"Then at last I can have the pleasure of showing it to my daughter. Would you mind letting me have it for a few minutes?"

"Unfortunately, sir—"

"Now don't tell me that you have gone and lost it again."

"Not exactly lost it," replied Phil. "At the same time, I don't know precisely where it is nor what has become of it, only it is somewhere back in Klukwan, where it originally came from, and I have every reason to believe that it is in possession of the principal Chilkat Shaman."

"I declare that is too bad!" exclaimed the Captain. "If I had known that sooner I believe I should have kept right on and shelled the village until they gave me the tooth, so strong is my desire to get hold of it."

"And so secured to yourself the ill luck of him who steals it," laughed Phil.

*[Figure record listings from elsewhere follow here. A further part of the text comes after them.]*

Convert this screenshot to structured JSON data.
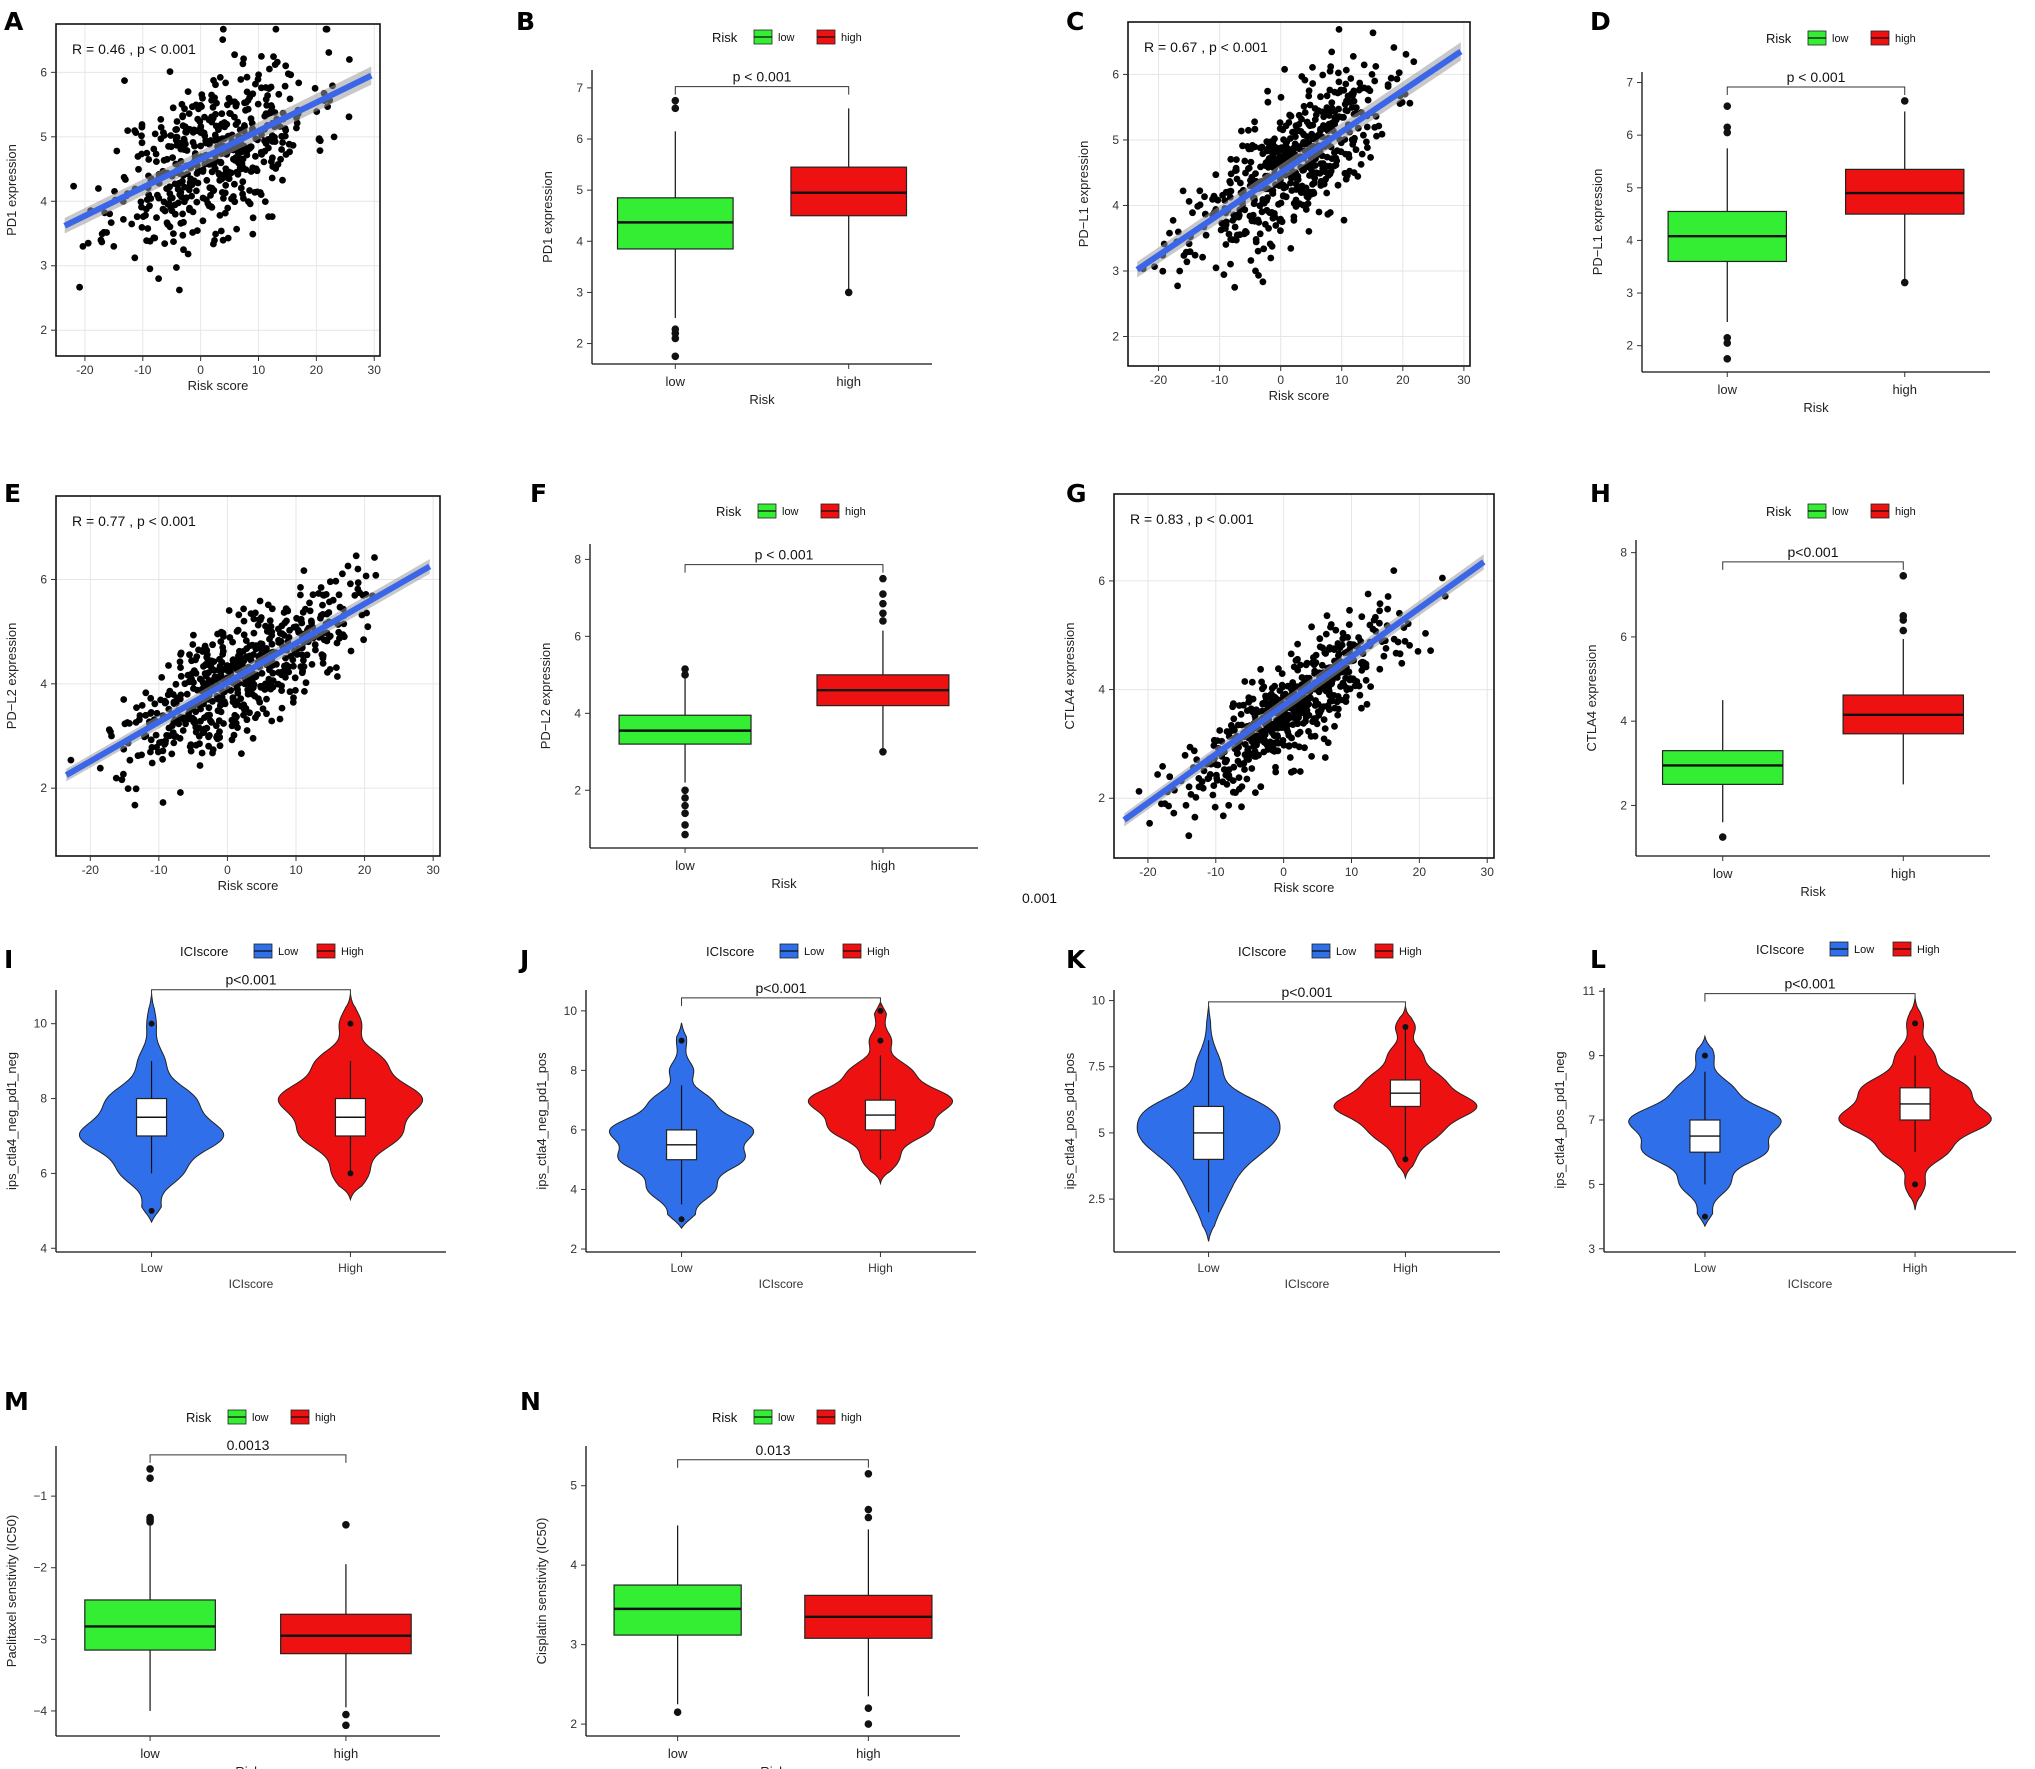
{
  "figure": {
    "stray_label": "0.001",
    "colors": {
      "low_green": "#33ee33",
      "high_red": "#ee1111",
      "low_blue": "#2f6fea",
      "regression_blue": "#3b66e8",
      "point": "#000000"
    }
  },
  "chart_data": [
    {
      "id": "A",
      "type": "scatter",
      "letter": "A",
      "xlabel": "Risk score",
      "ylabel": "PD1 expression",
      "annotation": "R = 0.46 , p < 0.001",
      "xticks": [
        -20,
        -10,
        0,
        10,
        20,
        30
      ],
      "yticks": [
        2,
        3,
        4,
        5,
        6
      ],
      "xlim": [
        -25,
        31
      ],
      "ylim": [
        1.6,
        6.75
      ],
      "fit": {
        "x": [
          -23.5,
          29.5
        ],
        "y": [
          3.62,
          5.95
        ]
      },
      "cloud": {
        "slope": 0.044,
        "intercept": 4.65,
        "sd": 0.62,
        "n": 520,
        "xmean": 2,
        "xsd": 8.5,
        "seed": 11
      }
    },
    {
      "id": "B",
      "type": "box",
      "letter": "B",
      "xlabel": "Risk",
      "ylabel": "PD1 expression",
      "legend_title": "Risk",
      "legend": [
        "low",
        "high"
      ],
      "categories": [
        "low",
        "high"
      ],
      "yticks": [
        2,
        3,
        4,
        5,
        6,
        7
      ],
      "ylim": [
        1.6,
        7.35
      ],
      "boxes": [
        {
          "group": "low",
          "q1": 3.85,
          "median": 4.37,
          "q3": 4.85,
          "whisker_low": 2.5,
          "whisker_high": 6.15,
          "outliers": [
            1.75,
            2.1,
            2.2,
            2.28,
            6.6,
            6.75
          ]
        },
        {
          "group": "high",
          "q1": 4.5,
          "median": 4.95,
          "q3": 5.45,
          "whisker_low": 3.05,
          "whisker_high": 6.6,
          "outliers": [
            3.0
          ]
        }
      ],
      "pvalue": "p < 0.001"
    },
    {
      "id": "C",
      "type": "scatter",
      "letter": "C",
      "xlabel": "Risk score",
      "ylabel": "PD−L1 expression",
      "annotation": "R = 0.67 , p < 0.001",
      "xticks": [
        -20,
        -10,
        0,
        10,
        20,
        30
      ],
      "yticks": [
        2,
        3,
        4,
        5,
        6
      ],
      "xlim": [
        -25,
        31
      ],
      "ylim": [
        1.55,
        6.8
      ],
      "fit": {
        "x": [
          -23.5,
          29.5
        ],
        "y": [
          3.02,
          6.35
        ]
      },
      "cloud": {
        "slope": 0.063,
        "intercept": 4.5,
        "sd": 0.5,
        "n": 560,
        "xmean": 1,
        "xsd": 8,
        "seed": 23
      }
    },
    {
      "id": "D",
      "type": "box",
      "letter": "D",
      "xlabel": "Risk",
      "ylabel": "PD−L1 expression",
      "legend_title": "Risk",
      "legend": [
        "low",
        "high"
      ],
      "categories": [
        "low",
        "high"
      ],
      "yticks": [
        2,
        3,
        4,
        5,
        6,
        7
      ],
      "ylim": [
        1.5,
        7.2
      ],
      "boxes": [
        {
          "group": "low",
          "q1": 3.6,
          "median": 4.08,
          "q3": 4.55,
          "whisker_low": 2.45,
          "whisker_high": 5.75,
          "outliers": [
            1.75,
            2.05,
            2.15,
            6.05,
            6.15,
            6.55
          ]
        },
        {
          "group": "high",
          "q1": 4.5,
          "median": 4.9,
          "q3": 5.35,
          "whisker_low": 3.25,
          "whisker_high": 6.45,
          "outliers": [
            3.2,
            6.65
          ]
        }
      ],
      "pvalue": "p < 0.001"
    },
    {
      "id": "E",
      "type": "scatter",
      "letter": "E",
      "xlabel": "Risk score",
      "ylabel": "PD−L2 expression",
      "annotation": "R = 0.77 , p < 0.001",
      "xticks": [
        -20,
        -10,
        0,
        10,
        20,
        30
      ],
      "yticks": [
        2,
        4,
        6
      ],
      "xlim": [
        -25,
        31
      ],
      "ylim": [
        0.7,
        7.6
      ],
      "fit": {
        "x": [
          -23.5,
          29.5
        ],
        "y": [
          2.25,
          6.25
        ]
      },
      "cloud": {
        "slope": 0.076,
        "intercept": 4.05,
        "sd": 0.55,
        "n": 600,
        "xmean": 2,
        "xsd": 8,
        "seed": 37
      }
    },
    {
      "id": "F",
      "type": "box",
      "letter": "F",
      "xlabel": "Risk",
      "ylabel": "PD−L2 expression",
      "legend_title": "Risk",
      "legend": [
        "low",
        "high"
      ],
      "categories": [
        "low",
        "high"
      ],
      "yticks": [
        2,
        4,
        6,
        8
      ],
      "ylim": [
        0.5,
        8.4
      ],
      "boxes": [
        {
          "group": "low",
          "q1": 3.2,
          "median": 3.55,
          "q3": 3.95,
          "whisker_low": 2.2,
          "whisker_high": 5.1,
          "outliers": [
            0.85,
            1.1,
            1.4,
            1.6,
            1.8,
            2.0,
            5.0,
            5.15
          ]
        },
        {
          "group": "high",
          "q1": 4.2,
          "median": 4.6,
          "q3": 5.0,
          "whisker_low": 3.05,
          "whisker_high": 6.15,
          "outliers": [
            3.0,
            6.4,
            6.6,
            6.85,
            7.1,
            7.5
          ]
        }
      ],
      "pvalue": "p < 0.001"
    },
    {
      "id": "G",
      "type": "scatter",
      "letter": "G",
      "xlabel": "Risk score",
      "ylabel": "CTLA4 expression",
      "annotation": "R = 0.83 , p < 0.001",
      "xticks": [
        -20,
        -10,
        0,
        10,
        20,
        30
      ],
      "yticks": [
        2,
        4,
        6
      ],
      "xlim": [
        -25,
        31
      ],
      "ylim": [
        0.9,
        7.6
      ],
      "fit": {
        "x": [
          -23.5,
          29.5
        ],
        "y": [
          1.6,
          6.35
        ]
      },
      "cloud": {
        "slope": 0.09,
        "intercept": 3.55,
        "sd": 0.45,
        "n": 620,
        "xmean": 1.5,
        "xsd": 8,
        "seed": 53
      }
    },
    {
      "id": "H",
      "type": "box",
      "letter": "H",
      "xlabel": "Risk",
      "ylabel": "CTLA4 expression",
      "legend_title": "Risk",
      "legend": [
        "low",
        "high"
      ],
      "categories": [
        "low",
        "high"
      ],
      "yticks": [
        2,
        4,
        6,
        8
      ],
      "ylim": [
        0.8,
        8.3
      ],
      "boxes": [
        {
          "group": "low",
          "q1": 2.5,
          "median": 2.95,
          "q3": 3.3,
          "whisker_low": 1.6,
          "whisker_high": 4.5,
          "outliers": [
            1.25
          ]
        },
        {
          "group": "high",
          "q1": 3.7,
          "median": 4.15,
          "q3": 4.62,
          "whisker_low": 2.5,
          "whisker_high": 5.95,
          "outliers": [
            6.15,
            6.4,
            6.5,
            7.45
          ]
        }
      ],
      "pvalue": "p<0.001"
    },
    {
      "id": "I",
      "type": "violin",
      "letter": "I",
      "xlabel": "ICIscore",
      "ylabel": "ips_ctla4_neg_pd1_neg",
      "legend_title": "ICIscore",
      "legend": [
        "Low",
        "High"
      ],
      "categories": [
        "Low",
        "High"
      ],
      "yticks": [
        4,
        6,
        8,
        10
      ],
      "ylim": [
        3.9,
        10.9
      ],
      "violins": [
        {
          "group": "Low",
          "min": 4.7,
          "max": 10.8,
          "modes": [
            [
              7,
              2.2,
              0.45
            ],
            [
              8,
              1.2,
              0.4
            ],
            [
              6,
              0.8,
              0.35
            ],
            [
              9,
              0.35,
              0.35
            ],
            [
              5,
              0.25,
              0.3
            ],
            [
              10,
              0.1,
              0.3
            ]
          ],
          "q1": 7,
          "median": 7.5,
          "q3": 8,
          "whisker_low": 6,
          "whisker_high": 9,
          "points": [
            5,
            10
          ]
        },
        {
          "group": "High",
          "min": 5.3,
          "max": 10.8,
          "modes": [
            [
              8,
              2.2,
              0.45
            ],
            [
              7,
              1.4,
              0.4
            ],
            [
              9,
              0.9,
              0.35
            ],
            [
              6,
              0.5,
              0.35
            ],
            [
              10,
              0.3,
              0.3
            ]
          ],
          "q1": 7,
          "median": 7.5,
          "q3": 8,
          "whisker_low": 6,
          "whisker_high": 9,
          "points": [
            6,
            10
          ]
        }
      ],
      "pvalue": "p<0.001"
    },
    {
      "id": "J",
      "type": "violin",
      "letter": "J",
      "xlabel": "ICIscore",
      "ylabel": "ips_ctla4_neg_pd1_pos",
      "legend_title": "ICIscore",
      "legend": [
        "Low",
        "High"
      ],
      "categories": [
        "Low",
        "High"
      ],
      "yticks": [
        2,
        4,
        6,
        8,
        10
      ],
      "ylim": [
        1.9,
        10.7
      ],
      "violins": [
        {
          "group": "Low",
          "min": 2.7,
          "max": 9.6,
          "modes": [
            [
              6,
              2.0,
              0.45
            ],
            [
              5,
              1.6,
              0.4
            ],
            [
              4,
              0.9,
              0.4
            ],
            [
              7,
              0.7,
              0.35
            ],
            [
              3,
              0.3,
              0.3
            ],
            [
              8,
              0.3,
              0.3
            ],
            [
              9,
              0.1,
              0.3
            ]
          ],
          "q1": 5,
          "median": 5.5,
          "q3": 6,
          "whisker_low": 3.5,
          "whisker_high": 7.5,
          "points": [
            3,
            9
          ]
        },
        {
          "group": "High",
          "min": 4.2,
          "max": 10.3,
          "modes": [
            [
              7,
              2.2,
              0.45
            ],
            [
              6,
              1.4,
              0.4
            ],
            [
              8,
              0.8,
              0.35
            ],
            [
              5,
              0.5,
              0.35
            ],
            [
              9,
              0.3,
              0.3
            ],
            [
              10,
              0.15,
              0.3
            ]
          ],
          "q1": 6,
          "median": 6.5,
          "q3": 7,
          "whisker_low": 5,
          "whisker_high": 8.5,
          "points": [
            9,
            10
          ]
        }
      ],
      "pvalue": "p<0.001"
    },
    {
      "id": "K",
      "type": "violin",
      "letter": "K",
      "xlabel": "ICIscore",
      "ylabel": "ips_ctla4_pos_pd1_pos",
      "legend_title": "ICIscore",
      "legend": [
        "Low",
        "High"
      ],
      "categories": [
        "Low",
        "High"
      ],
      "yticks": [
        2.5,
        5.0,
        7.5,
        10.0
      ],
      "ylim": [
        0.5,
        10.4
      ],
      "violins": [
        {
          "group": "Low",
          "min": 0.9,
          "max": 9.8,
          "modes": [
            [
              5,
              1.9,
              0.9
            ],
            [
              6,
              0.6,
              0.5
            ],
            [
              3,
              0.5,
              0.9
            ],
            [
              7.5,
              0.3,
              0.6
            ]
          ],
          "q1": 4,
          "median": 5,
          "q3": 6,
          "whisker_low": 2,
          "whisker_high": 8.5,
          "points": []
        },
        {
          "group": "High",
          "min": 3.3,
          "max": 9.8,
          "modes": [
            [
              6,
              2.0,
              0.45
            ],
            [
              7,
              1.0,
              0.45
            ],
            [
              5,
              0.9,
              0.45
            ],
            [
              8,
              0.4,
              0.35
            ],
            [
              9,
              0.25,
              0.3
            ],
            [
              4,
              0.2,
              0.35
            ]
          ],
          "q1": 6,
          "median": 6.5,
          "q3": 7,
          "whisker_low": 4,
          "whisker_high": 9,
          "points": [
            4,
            9
          ]
        }
      ],
      "pvalue": "p<0.001"
    },
    {
      "id": "L",
      "type": "violin",
      "letter": "L",
      "xlabel": "ICIscore",
      "ylabel": "ips_ctla4_pos_pd1_neg",
      "legend_title": "ICIscore",
      "legend": [
        "Low",
        "High"
      ],
      "categories": [
        "Low",
        "High"
      ],
      "yticks": [
        3,
        5,
        7,
        9,
        11
      ],
      "ylim": [
        2.9,
        11.1
      ],
      "violins": [
        {
          "group": "Low",
          "min": 3.7,
          "max": 9.6,
          "modes": [
            [
              7,
              2.0,
              0.45
            ],
            [
              6,
              1.5,
              0.4
            ],
            [
              5,
              0.6,
              0.35
            ],
            [
              8,
              0.6,
              0.35
            ],
            [
              4,
              0.15,
              0.3
            ],
            [
              9,
              0.2,
              0.3
            ]
          ],
          "q1": 6,
          "median": 6.5,
          "q3": 7,
          "whisker_low": 5,
          "whisker_high": 8.5,
          "points": [
            4,
            9
          ]
        },
        {
          "group": "High",
          "min": 4.2,
          "max": 10.8,
          "modes": [
            [
              7,
              2.2,
              0.45
            ],
            [
              8,
              1.4,
              0.4
            ],
            [
              6,
              0.8,
              0.35
            ],
            [
              9,
              0.5,
              0.35
            ],
            [
              5,
              0.25,
              0.3
            ],
            [
              10,
              0.2,
              0.3
            ]
          ],
          "q1": 7,
          "median": 7.5,
          "q3": 8,
          "whisker_low": 6,
          "whisker_high": 9,
          "points": [
            5,
            10
          ]
        }
      ],
      "pvalue": "p<0.001"
    },
    {
      "id": "M",
      "type": "box",
      "letter": "M",
      "xlabel": "Risk",
      "ylabel": "Paclitaxel senstivity (IC50)",
      "legend_title": "Risk",
      "legend": [
        "low",
        "high"
      ],
      "categories": [
        "low",
        "high"
      ],
      "yticks": [
        -4,
        -3,
        -2,
        -1
      ],
      "ytick_labels": [
        "−4",
        "−3",
        "−2",
        "−1"
      ],
      "ylim": [
        -4.35,
        -0.3
      ],
      "boxes": [
        {
          "group": "low",
          "q1": -3.15,
          "median": -2.82,
          "q3": -2.45,
          "whisker_low": -4.0,
          "whisker_high": -1.4,
          "outliers": [
            -0.62,
            -0.75,
            -1.3,
            -1.33,
            -1.36
          ]
        },
        {
          "group": "high",
          "q1": -3.2,
          "median": -2.95,
          "q3": -2.65,
          "whisker_low": -3.95,
          "whisker_high": -1.95,
          "outliers": [
            -1.4,
            -4.05,
            -4.2
          ]
        }
      ],
      "pvalue": "0.0013"
    },
    {
      "id": "N",
      "type": "box",
      "letter": "N",
      "xlabel": "Risk",
      "ylabel": "Cisplatin senstivity (IC50)",
      "legend_title": "Risk",
      "legend": [
        "low",
        "high"
      ],
      "categories": [
        "low",
        "high"
      ],
      "yticks": [
        2,
        3,
        4,
        5
      ],
      "ylim": [
        1.85,
        5.5
      ],
      "boxes": [
        {
          "group": "low",
          "q1": 3.12,
          "median": 3.45,
          "q3": 3.75,
          "whisker_low": 2.25,
          "whisker_high": 4.5,
          "outliers": [
            2.15
          ]
        },
        {
          "group": "high",
          "q1": 3.08,
          "median": 3.35,
          "q3": 3.62,
          "whisker_low": 2.35,
          "whisker_high": 4.45,
          "outliers": [
            2.0,
            2.2,
            4.6,
            4.7,
            5.15
          ]
        }
      ],
      "pvalue": "0.013"
    }
  ]
}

That afternoon the Phoca turned sharply to the right, and began to thread the swift-rushing and rock-strewn waters of Peril Strait, the narrow channel that washes the northern end of Baranoff Island, on which Sitka is situated. Now Serge stood on the bridge beside his friend, so nervous with excitement that he could hardly speak. Every roaring tide rip and swirling eddy of those waters, every rock with its streamers of brown kelp, every beach and wooded point were like familiar faces to the young Russo-American, for just beyond them lay his home, that dear home from which he had been more than three years absent.

Suddenly he clutched Phil's arm, and pointed to a lofty snow-crowned peak looming high above the forest and bathed in rosy sunlight. "There's Mount Edgecumbe!" he cried; and a few minutes afterward, "There's Verstoroi." Phil felt the nervous fingers tremble as they gripped his arm; and when, a little later the cutter swept from a narrow passage into an island-studded bay, he could hardly hear the hoarse whisper of: "There, Phil! There's Sitka! Dear, beautiful Sitka!"

And Phil was nearly as excited as Serge to think that, after twelve months of ceaseless wanderings, the goal for which he had set forth was at last reached.

The Phoca had hardly dropped anchor before another ship appeared, entering the bay from the same direction.